Let’s tackle the second issue first.
Suppose we want to delete the characters at indices i_1, i_2, \ldots, i_k, where i_1 \lt i_2 \lt \cdots \lt i_k.
Then, it’s not hard to see that for minimal cost, it’s best to delete them in ascending order.
This is because deleting i_1 first reduces the cost of deleting each other index by 1; whereas deleting anything else will not affect the cost of i_1 at all - so it’s optimal to delete i_1 first. Keep applying this argument to the rest of the sequence and we see that deleting in order i_1, i_2, \ldots, i_k is best.

Now, we need to figure out which subsequence of A that equals B, to keep.
Intuitively, deleting early characters of A is cheaper, so it makes sense to keep a ‘later’ occurrence of B in A.
This is in fact true: it’s optimal to keep the “last” occurrence of B in A, and delete everything else.

What does this mean?

Recall the algorithm to check whether B is a subsequence of A.
This algorithm finds the “first” occurrence of B in A, as in, each of the indices it chooses is minimal: there’s no way to move any of them further left and still find an occurrence of B as a subsequence.
This follows naturally from that fact that the choice is made greedily: the instant it’s possible to match a character, we do so.

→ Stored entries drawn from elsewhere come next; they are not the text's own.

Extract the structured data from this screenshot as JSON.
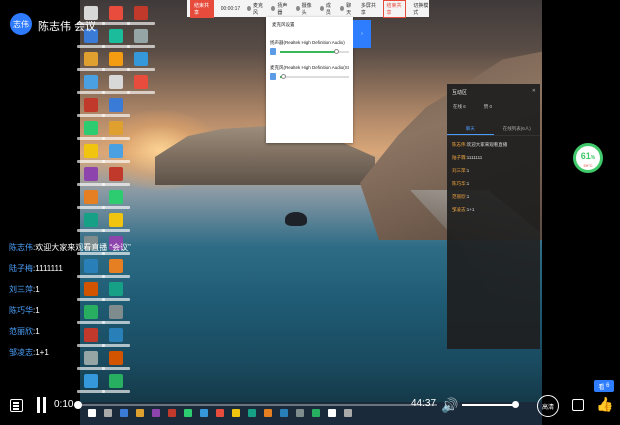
{
  "header": {
    "avatar_text": "志伟",
    "title": "陈志伟 会议"
  },
  "toolbar": {
    "record_label": "结束共享",
    "time": "00:00:17",
    "items": [
      "麦克风",
      "扬声器",
      "摄像头",
      "成员",
      "聊天",
      "多屏共享"
    ],
    "highlight_button": "结束共享",
    "extra_button": "切换模式"
  },
  "audio_panel": {
    "title": "麦克风设置",
    "speaker_label": "扬声器(Realtek High Definition Audio)",
    "mic_label": "麦克风(Realtek High Definition Audio(SST))",
    "speaker_level": 0.82,
    "mic_level": 0.05
  },
  "blue_tab_label": "",
  "interaction_panel": {
    "title": "互动区",
    "close": "✕",
    "stat_people": "在线 6",
    "stat_likes": "赞 0",
    "tabs": [
      "聊天",
      "在线列表(6人)"
    ],
    "active_tab": 0,
    "messages": [
      {
        "user": "陈志伟:",
        "text": "欢迎大家来观看直播"
      },
      {
        "user": "陆子霖:",
        "text": "1111111"
      },
      {
        "user": "刘三萍:",
        "text": "1"
      },
      {
        "user": "陈巧华:",
        "text": "1"
      },
      {
        "user": "范丽欣:",
        "text": "1"
      },
      {
        "user": "邹凌志:",
        "text": "1+1"
      }
    ]
  },
  "chat": [
    {
      "user": "陈志伟",
      "text": "欢迎大家来观看直播 “会议”"
    },
    {
      "user": "陆子梅",
      "text": "1111111"
    },
    {
      "user": "刘三萍",
      "text": "1"
    },
    {
      "user": "陈巧华",
      "text": "1"
    },
    {
      "user": "范丽欣",
      "text": "1"
    },
    {
      "user": "邹凌志",
      "text": "1+1"
    }
  ],
  "perf": {
    "value": "61",
    "unit": "%",
    "temp": "59°C"
  },
  "watchers": "6",
  "player": {
    "current_time": "0:10",
    "total_time": "44:37",
    "progress": 0.004,
    "volume": 0.95,
    "quality_label": "高清"
  },
  "colors": {
    "accent": "#2e7dff",
    "record_red": "#e64b3b",
    "chat_user": "#4da3ff",
    "perf_green": "#3fc96a"
  }
}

So, note that simply running this algorithm in reverse will give us the “last” occurrence of B in A.
That is, iterate over A from right to left, and try to match the current character of A with the last unmatched character of B.
This will give us the optimal subsequence to keep.

Once the subsequence itself has been computed, as per the previous step, finding the actual cost is not that hard.
Let j_1, j_2, \ldots, j_m be the indices of the subsequence (so that all the other elements must be deleted).
Then, since we’re deleting from left to right,

Everything before j_1 has a deletion cost of 1.
Everything between j_1 and j_2 has a deletion cost of 2.
Everything between j_2 and j_3 has a deletion cost of 3.
\vdots
Everything after j_m has a deletion cost of m+1.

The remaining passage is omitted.